With the VW bug loaded with provisions, we drove to Sebago Lake State Park, and located our campsite. Admittedly, it was not quite the setting I had pictured, large campers flanked us and a Winnebago took point in our platoon like formation of campsites. Vaughn pulled out this army issued piece of canvas cloth, someone in procurement called a tent. He stuck up two poles and a ‘ridge’ beam, each of which looked like it came out of dad’s barn. He pounded four stakes, like daggers into hard packed ground, but like the heart of a vampire the ground would not yield and one of the stakes barely penetrated the ground. Later that night, the rains came, the lighting flashed, the thunder roared, and the winds came to blow our tent down. Vaughn was up and wide awake as if conditioned by hundreds of military drills, he dashed out of the tent, telling me to stay. In the unrelenting down-pour, he hurried about the tent, suddenly, louder than the thunder itself, he shrieked, but continued like MacGyver on TV, to contrive some mechanism involving rope, fender, and tree in order to support the tent and keep me, at least, dry under its shelter. He shouted above the rain that he’d sleep the rest of the night in the car. I remember hearing the door to the VW slam, and then just the rain.

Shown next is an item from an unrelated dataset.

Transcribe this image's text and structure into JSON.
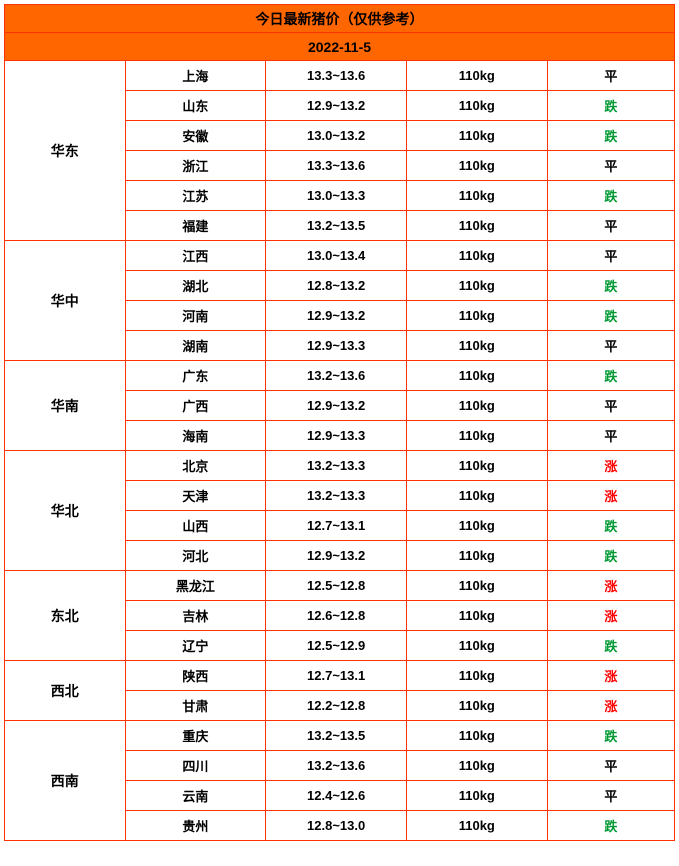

The morning came, cool puddles were everywhere, and everything was soaked but me. I peered into the bug Vaughn’s stubbly face looked strange as it was torqued at a weird angle to the right. He was partly on his side, kind of curled into a fetal position with his right knee wedge between the black knob shifter and dash, and his left hip jammed under the steering column. VW Bugs were not meant for sleeping. I rapped on the glass.
His eyes opened quickly, but his movements were subdued, tentative, as he experimentally uncoiled himself and got out the bug. I noticed that he limped, he had his foot wrapped. During the storm, in his barefooted rush to secure the tent for me, he had stepped on that stake. He had wrapped his foot in an extra sock or two, but that didn’t seem to help much. He opened the trunk and reached for the styrofoam cooler lifting the cooler asking me what kind of eggs I wanted.
The styrofoam handle broke, the cooler fell back into the trunk and he paused for a time. The morning’s gentle breeze stopped blowing, the chickadees on their branches stopped singing their happy song… Finally, he spoke, “I think we will have scrambled.” We left for home shortly after breakfast.